Maglica said, "I had to do something. I couldn't just sit there."
What he did was set into motion an exhaustive effort to find Sead Bekric, the boy on TV, and fly him to America. With considerable assistance from a Connecticut relief organization called Ameri-Cares, the injured teen-ager was located and prepared to be evacuated. Maglica financed the airlift from Croatia and passage all the way to Los Angeles, 8,000 miles away. He volunteered his company's funds to cover countless hours of surgery at the Jules Stein Eye Institute on the campus of UCLA, where facilities were far superior to those Sead had known until then. Back in Tuzla, medics had to treat their patients without antibiotics, without anesthesia.

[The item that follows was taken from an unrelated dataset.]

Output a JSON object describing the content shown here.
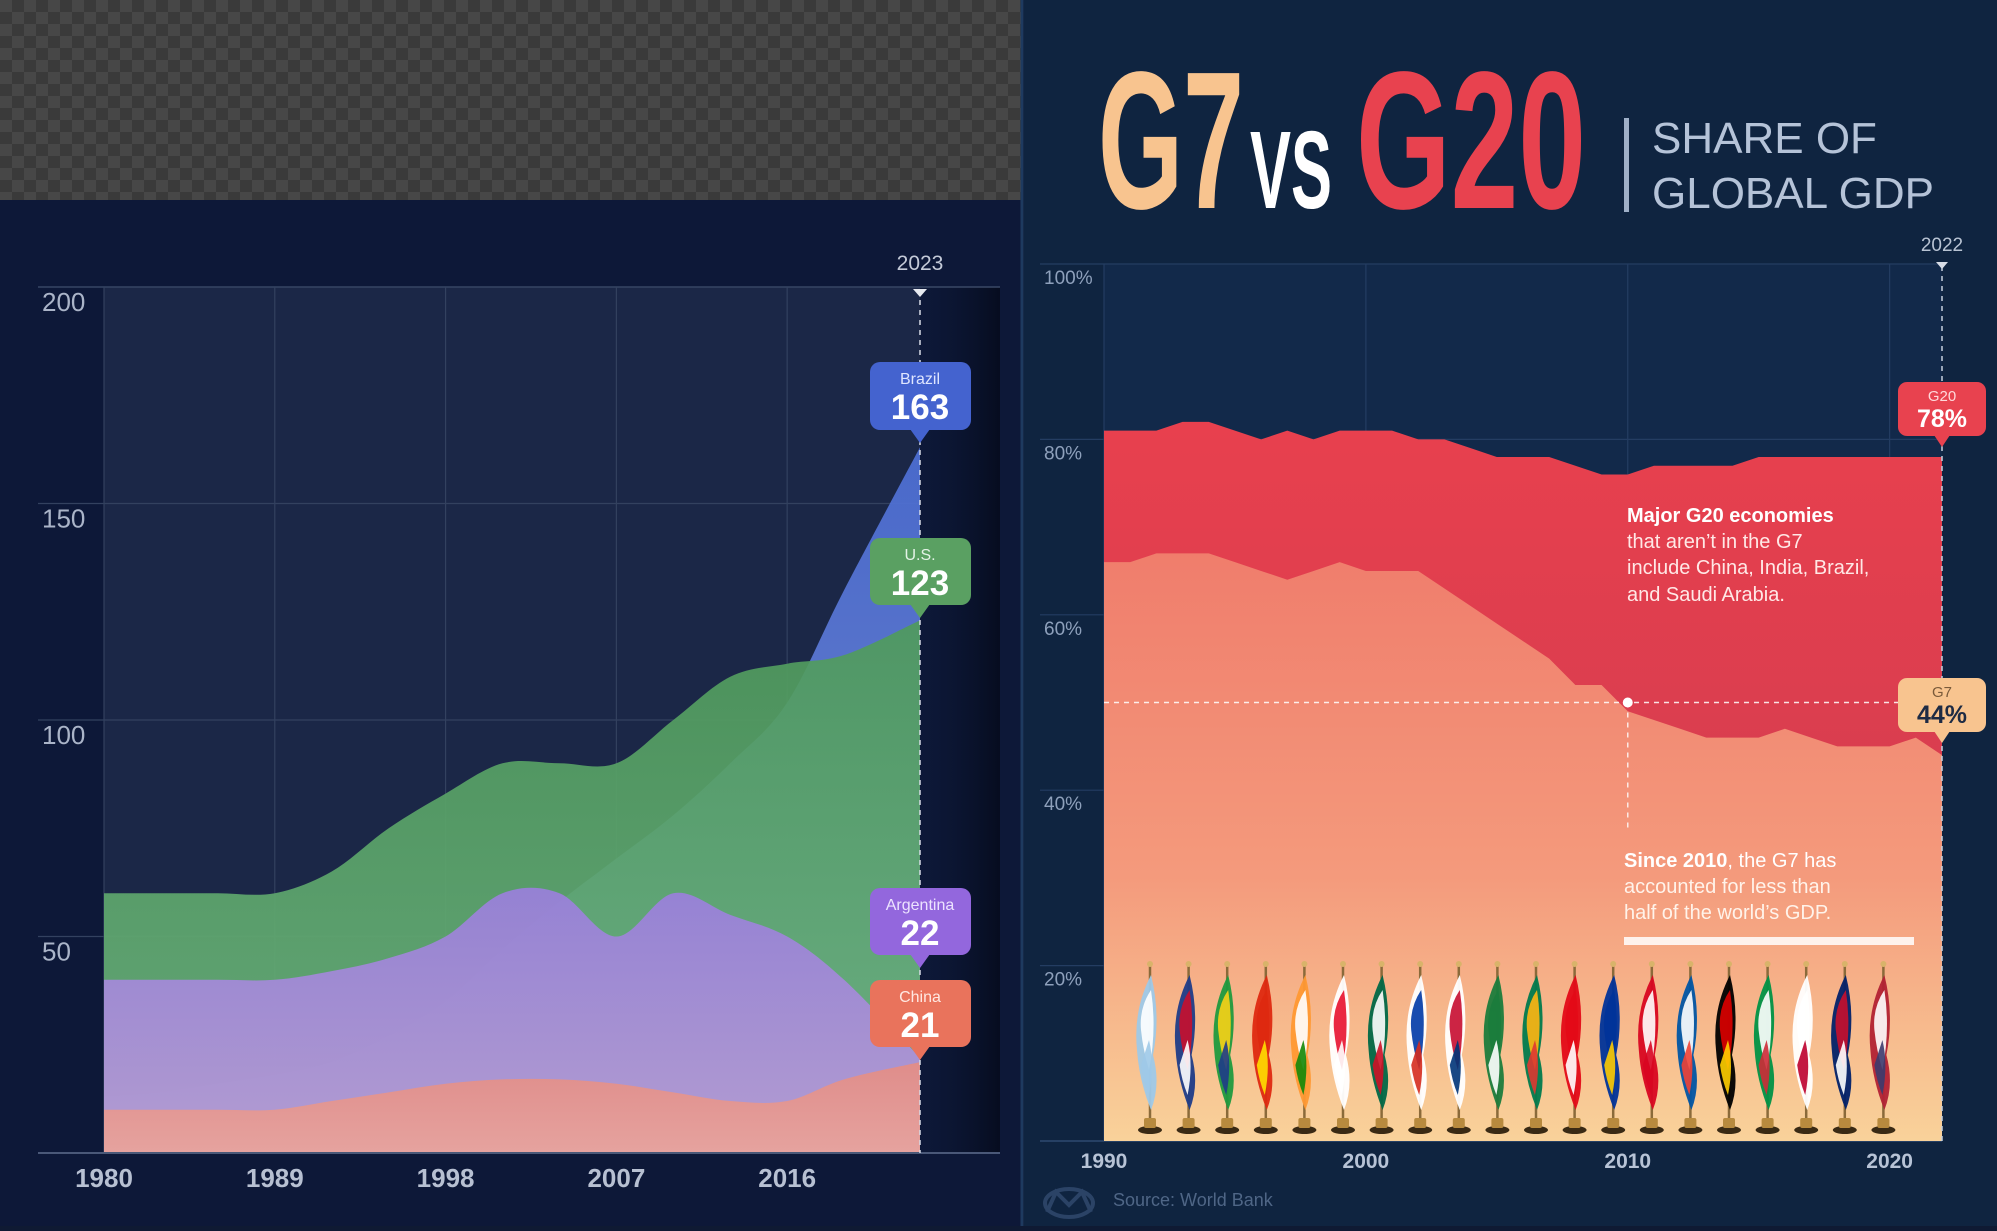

The first time he saw Sead in person, Maglica said, "He was so thin, I could pick him up with one hand."
Sead held that hand.
"Sead wouldn't let my hand go. I had to stay right by his hospital bed," Maglica said. "And yet he was so calm. His wounds were horrible, but his brother was there and he was taking care of his little brother, who was crying and absolutely terrified. Sead kept telling him, 'Don't worry, I'll be all right. Everything will be all right.'
"What a wonderful boy he is. And today, 16, he is almost like a man."
Sead's sight was too far gone to save. His blindness will endure. But the surgeons at UCLA did remarkable things, nonetheless. They helped Sead survive a massive infection that was threatening his life. They also worked diligently on his features, to the point that now his scars are few, his face restored. He looks like any other Orange County teen-ager now. He is one.
For one more day, though--this day--Sead Bekric is back in Europe to embody wartime and its consequences, to shine a flashlight in its eye.
He says, "People must see and they must help. It's the only hope we have."
He is symbolic of his people's grief. He is also symbolic of their salvation.